Lada hitam kerap disebut sebagai sang ‘Raja Rempah-Rempah’ dan merupakan rempah yang banyak digunakan di seluruh dunia. Di level internasional, Lampung dikenal sebagai daerah penghasil lada hitam terbesar di Indonesia dengan luas area produksi sebesar 45.863 hektar. Ekspor dari komoditas tersebut mencapai $43,33 juta dan mencakup sampai ke 38 negara. Dari 15 kabupaten di Lampung, hanya 3 yang tidak menghasilkan lada hitam. Sebagian besar lahan pertanian dikelola oleh masyarakat, sehingga lada hitam memberikan kontribusi yang sangat penting untuk perekonomian masyarakat. Artikel ini akan menelisik lebih jauh mengenai karakteristik perkebunan lada hitam di Kabupaten Lampung Utara, Lampung Timur, dan Tanggamus.

Karakteristik Pertanian Lada Lampung

Pertanian lada hitam terbesar di Lampung dilakukan di daerah Lampung Utara. Area tersebut memiliki jumlah petani terbanyak dan luas area pertanian sebesar 11.401 hektar, dengan hasil panen rata-rata berumur 4 sampai 11 tahun dan produksi rata-rata 800 sampai dengan 1.100 kg / ha. Lampung Utara memiliki 165 petani lada yang 96,83% diantaranya berada dalam kelompok umur produktif. Hampir setengah dari petani berpendidikan rendah, dimana 26,99% adalah lulusan sekolah menengah atas. Rata-rata lahan yang dimiliki petani adalah 1 ha yang dikelola dengan peralatan tradisional. Petani lebih banyak menggunakan NPK dan pupuk kandang sebagai pupuk utama, dan mengelola HPT dan gulma menggunakan peralatan teknis dibanding pestisida. Petani rata-rata mendiversifikasi tanaman mereka karena lada tidak dapat ditanam sepanjang tahun.

Kabupaten Lampung Timur dan Tanggamus memiliki rata-rata perkebunan lada hitam sebesar 1,57 - 1,6 ha dengan populasi rata-rata 1.330 pohon per ha. Rata-rata umur tanaman adalah >20 tahun dan dibudidayakan secara monokultur dengan kisaran produktivitas 640-800kg / ha. Rata-rata usia petani berada di kisaran 28-35 tahun, dan berpendidikan terakhir sekolah menengah atas. Sikap petani lada sangat bergantung pada harga lada. Kenaikan harga lada menunjukkan peningkatan perhatian para petani terhadap panennya, sedangkan harga yang turun menunjukkan atensi beralih pada produk tani lainnya.
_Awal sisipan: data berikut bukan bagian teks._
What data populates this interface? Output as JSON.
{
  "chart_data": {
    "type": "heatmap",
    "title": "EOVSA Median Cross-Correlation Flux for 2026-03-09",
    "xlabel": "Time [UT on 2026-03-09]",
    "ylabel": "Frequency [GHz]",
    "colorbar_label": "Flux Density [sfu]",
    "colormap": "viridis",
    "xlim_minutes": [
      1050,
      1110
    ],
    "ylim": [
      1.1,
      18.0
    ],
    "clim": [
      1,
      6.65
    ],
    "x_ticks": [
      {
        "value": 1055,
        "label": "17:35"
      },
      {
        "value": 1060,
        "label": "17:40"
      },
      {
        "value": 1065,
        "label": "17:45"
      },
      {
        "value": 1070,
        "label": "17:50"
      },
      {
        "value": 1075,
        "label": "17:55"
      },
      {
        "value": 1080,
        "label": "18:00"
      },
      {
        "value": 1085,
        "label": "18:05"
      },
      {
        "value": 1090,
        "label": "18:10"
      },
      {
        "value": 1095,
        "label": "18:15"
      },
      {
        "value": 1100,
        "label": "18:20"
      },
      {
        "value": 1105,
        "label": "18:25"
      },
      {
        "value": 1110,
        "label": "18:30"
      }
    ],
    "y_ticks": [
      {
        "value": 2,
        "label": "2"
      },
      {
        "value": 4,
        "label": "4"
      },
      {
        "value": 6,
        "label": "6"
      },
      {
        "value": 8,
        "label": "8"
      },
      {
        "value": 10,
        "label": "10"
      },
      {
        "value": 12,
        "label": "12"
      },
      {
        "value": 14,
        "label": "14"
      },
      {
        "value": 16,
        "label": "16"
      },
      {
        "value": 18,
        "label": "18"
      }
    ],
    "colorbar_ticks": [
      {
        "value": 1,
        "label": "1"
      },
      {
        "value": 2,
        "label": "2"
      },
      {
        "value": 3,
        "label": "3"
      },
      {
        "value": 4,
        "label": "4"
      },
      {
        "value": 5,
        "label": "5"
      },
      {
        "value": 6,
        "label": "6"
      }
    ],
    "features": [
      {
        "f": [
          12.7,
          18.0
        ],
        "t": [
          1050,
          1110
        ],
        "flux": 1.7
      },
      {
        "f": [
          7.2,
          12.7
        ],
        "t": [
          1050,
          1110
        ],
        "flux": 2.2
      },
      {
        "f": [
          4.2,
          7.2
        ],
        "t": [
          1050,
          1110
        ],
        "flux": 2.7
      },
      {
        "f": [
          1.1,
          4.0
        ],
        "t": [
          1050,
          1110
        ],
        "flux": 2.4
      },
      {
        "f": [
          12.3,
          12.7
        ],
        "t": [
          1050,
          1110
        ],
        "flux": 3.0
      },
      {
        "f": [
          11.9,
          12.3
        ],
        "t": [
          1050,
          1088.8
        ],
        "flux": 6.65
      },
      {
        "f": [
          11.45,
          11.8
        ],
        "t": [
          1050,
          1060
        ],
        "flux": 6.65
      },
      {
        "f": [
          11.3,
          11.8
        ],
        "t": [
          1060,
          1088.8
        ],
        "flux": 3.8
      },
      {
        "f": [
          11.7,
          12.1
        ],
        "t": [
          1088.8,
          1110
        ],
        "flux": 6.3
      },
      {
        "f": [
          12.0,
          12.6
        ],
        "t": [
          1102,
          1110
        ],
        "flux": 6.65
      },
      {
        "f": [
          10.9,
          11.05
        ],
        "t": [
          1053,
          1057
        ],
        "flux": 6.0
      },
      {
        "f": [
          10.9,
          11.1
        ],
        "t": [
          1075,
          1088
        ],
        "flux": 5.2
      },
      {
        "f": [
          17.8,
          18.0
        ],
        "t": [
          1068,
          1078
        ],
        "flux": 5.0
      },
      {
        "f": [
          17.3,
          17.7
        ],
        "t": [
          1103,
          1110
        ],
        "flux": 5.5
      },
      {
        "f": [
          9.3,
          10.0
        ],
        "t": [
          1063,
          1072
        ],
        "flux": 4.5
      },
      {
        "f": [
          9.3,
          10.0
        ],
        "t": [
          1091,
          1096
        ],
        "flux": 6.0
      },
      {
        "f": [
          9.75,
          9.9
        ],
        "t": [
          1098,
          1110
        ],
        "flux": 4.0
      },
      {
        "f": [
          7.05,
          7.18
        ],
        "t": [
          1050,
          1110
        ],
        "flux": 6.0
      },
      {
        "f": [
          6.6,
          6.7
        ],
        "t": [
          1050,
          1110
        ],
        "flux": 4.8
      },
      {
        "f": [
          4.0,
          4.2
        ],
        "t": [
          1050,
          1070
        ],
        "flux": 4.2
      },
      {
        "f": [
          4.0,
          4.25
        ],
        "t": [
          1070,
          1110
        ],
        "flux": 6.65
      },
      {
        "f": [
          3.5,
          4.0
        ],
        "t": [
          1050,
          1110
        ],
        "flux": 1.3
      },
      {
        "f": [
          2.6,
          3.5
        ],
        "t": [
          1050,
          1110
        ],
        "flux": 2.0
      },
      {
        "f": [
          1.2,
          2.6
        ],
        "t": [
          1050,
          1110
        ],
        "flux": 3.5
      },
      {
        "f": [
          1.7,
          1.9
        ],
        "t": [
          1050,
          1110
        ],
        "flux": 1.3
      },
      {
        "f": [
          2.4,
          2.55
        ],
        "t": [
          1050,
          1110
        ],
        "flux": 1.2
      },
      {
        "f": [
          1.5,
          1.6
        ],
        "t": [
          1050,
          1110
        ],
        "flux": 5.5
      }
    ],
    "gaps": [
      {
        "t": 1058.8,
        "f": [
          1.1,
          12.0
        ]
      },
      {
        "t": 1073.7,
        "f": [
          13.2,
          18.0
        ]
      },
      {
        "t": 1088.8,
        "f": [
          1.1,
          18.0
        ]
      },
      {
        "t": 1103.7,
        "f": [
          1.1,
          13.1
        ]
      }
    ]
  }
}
Tantangan Pertanian Lada Lampung

Menurut Karmawati et. al., ilmuwan dari Puslitbang Perkebunan Kementerian Pertanian Indonesia, terdapat beberapa permasalahan kunci yang dihadapi petani lada hitam Lampung. Pertama, tidak adanya kebun utama dan penangkar benih bersertifikasi. Artinya, petani memperoleh benih secara acak dari pertanian produksi dibandingkan dengan mendapatkan bibit yang baik dari daerah pertanian khusus. Bibit yang baik berkisar pada umur 12-24 bulan. Kedua, lahan tani rentan terhadap erosi karena tidak adanya teras, dan pertumbuhan akar sangat terbatas karena minimnya lahan. Ketiga, penggunaan pupuk diminimalisir karena petani mencoba untuk membatasi biaya produksi. Keempat, informasi tentang pembabatan dan pemangkasan tanaman lada masih kurang. Kelima, pengendalian HPT umumnya dilakukan dengan menggunakan pestisida kimia. Terakhir, fasilitas penjemuran petani pada musim hujan masih terbatas.

SpiceUp: Solusi Digital untuk Petani Lada

SpiceUp membantu mengatasi beberapa tantangan kunci yang dihadapi petani lada di Lampung. Salah satunya, SpiceUp bermitra dengan ondok Pesantren Al-Fatah Al-Muhajirun Lampung untuk mengembangkan demo plot. Di demo plot ini, para petani lada diberi pelatihan mengenai Good Agricultural Practices (GAP), dimana petani memperoleh ilmu mengenai pengelolaan pertanian yang ideal serta pengendalian penyakit dan hama. SpiceUp juga menyajikan informasi penting tentang pengelolaan tani lada melalui aplikasi digitalnya. Aplikasi ini menyediakan artikel mendalam, layanan e-learning, dan sistem manajemen pertanian lada terintegrasi yang memungkinkan petani melacak asal lada dan juga produksi harian mereka secara efisien. Solusi-solusi tersebut memungkinkan para petani untuk meningkatkan manajemen pertanian lada mereka dan mengembangkan pengetahuan untuk memaksimalkan kualitas hasil lada mereka.